A novel dual GLP-1/GIP receptor agonist alleviates cognitive decline by re-sensitizing insulin signaling in the Alzheimer icv. STZ rat model
Behav Brain Res 2017 Jun 1;327:65-74.PMID:28342971DOI:10.1016/j.bbr.2017.03.032.
Alzheimer's disease (AD) is a progressive neurodegenerative disorder, accompanied by memory loss and cognitive impairments, and there is no effective treatment for it at present. Since type 2 diabetes (T2DM) has been identified as a risk factor for AD, the incretins glucagon-like peptide 1 (GLP-1) and glucose dependent insulinotropic polypeptide (GIP), promising antidiabetic agents for the treatment of type 2 diabetes, have been tested in models of neurodegenerative disease including AD and achieved good results. Here we show for the first time the potential neuroprotective effect of a novel dual GLP-1/GIP receptor agonist (DA-JC4) in the icv. streptozotocin (STZ)-induced AD rat model.
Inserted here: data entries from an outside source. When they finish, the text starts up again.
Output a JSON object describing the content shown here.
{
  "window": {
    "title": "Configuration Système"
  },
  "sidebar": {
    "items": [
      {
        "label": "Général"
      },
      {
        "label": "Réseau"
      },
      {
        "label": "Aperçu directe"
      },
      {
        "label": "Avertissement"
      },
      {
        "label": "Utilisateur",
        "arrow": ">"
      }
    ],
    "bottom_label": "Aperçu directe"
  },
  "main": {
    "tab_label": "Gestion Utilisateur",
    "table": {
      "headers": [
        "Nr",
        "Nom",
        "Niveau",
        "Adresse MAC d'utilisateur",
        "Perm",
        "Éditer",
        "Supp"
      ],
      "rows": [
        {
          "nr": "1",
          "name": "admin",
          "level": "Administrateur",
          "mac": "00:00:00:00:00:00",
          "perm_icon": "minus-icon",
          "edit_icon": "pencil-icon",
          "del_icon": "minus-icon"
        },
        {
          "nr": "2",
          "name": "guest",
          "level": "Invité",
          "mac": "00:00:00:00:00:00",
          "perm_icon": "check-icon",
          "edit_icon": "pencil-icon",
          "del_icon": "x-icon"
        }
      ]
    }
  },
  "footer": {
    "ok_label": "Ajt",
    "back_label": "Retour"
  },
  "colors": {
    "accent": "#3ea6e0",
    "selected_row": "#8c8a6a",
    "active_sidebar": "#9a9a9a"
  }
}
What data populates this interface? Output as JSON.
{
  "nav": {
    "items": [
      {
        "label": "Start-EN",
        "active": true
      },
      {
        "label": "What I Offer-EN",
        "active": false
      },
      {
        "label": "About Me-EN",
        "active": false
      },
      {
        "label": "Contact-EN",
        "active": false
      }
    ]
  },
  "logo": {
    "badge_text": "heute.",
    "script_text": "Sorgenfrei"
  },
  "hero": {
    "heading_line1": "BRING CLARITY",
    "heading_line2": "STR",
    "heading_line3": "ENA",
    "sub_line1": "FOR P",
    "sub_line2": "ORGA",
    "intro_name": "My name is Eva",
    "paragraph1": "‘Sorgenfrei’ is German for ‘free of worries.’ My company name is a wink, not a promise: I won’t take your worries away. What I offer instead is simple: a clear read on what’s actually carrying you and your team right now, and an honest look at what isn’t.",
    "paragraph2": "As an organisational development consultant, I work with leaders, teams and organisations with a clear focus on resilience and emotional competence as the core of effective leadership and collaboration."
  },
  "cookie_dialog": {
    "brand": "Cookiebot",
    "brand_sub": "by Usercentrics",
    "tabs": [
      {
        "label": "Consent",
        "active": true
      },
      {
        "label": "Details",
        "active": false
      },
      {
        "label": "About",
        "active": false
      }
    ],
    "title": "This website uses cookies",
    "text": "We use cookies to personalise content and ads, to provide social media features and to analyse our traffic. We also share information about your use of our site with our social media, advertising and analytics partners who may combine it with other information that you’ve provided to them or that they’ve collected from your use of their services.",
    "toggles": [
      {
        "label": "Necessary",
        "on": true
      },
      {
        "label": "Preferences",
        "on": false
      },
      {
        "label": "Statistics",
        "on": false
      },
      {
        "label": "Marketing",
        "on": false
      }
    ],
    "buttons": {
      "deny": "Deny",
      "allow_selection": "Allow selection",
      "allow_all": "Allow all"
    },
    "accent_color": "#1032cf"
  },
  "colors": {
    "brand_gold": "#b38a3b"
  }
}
Treatment with DA-JC4 (10nmol/kg ip.) once-daily for 14days after STZ intracerebroventricular (ICV) administration significantly prevented spatial learning deficits in a Y- maze test and Morris water maze tests, and decreased phosphorylated tau levels in the rat cerebral cortex and hippocampus. DA-JC4 also alleviated the chronic inflammation response in the brain (GFAP-positive astrocytes, IBA1-positive microglia). Apoptosis was reduced as shown in the reduced ratio of pro-apoptotic BAX to anti- apoptotic Bcl-2 levels. Importantly, insulin signaling was re-sensitized as evidenced by a reduction of phospho-IRS1Ser1101 levels and phospho-AktSer473 up-regulation. In conclusion, the novel dual agonist DA-JC4 shows promise as a novel treatment for sporadic AD, and reactivating insulin signaling pathways may be a key mechanism that prevents disease progression in AD.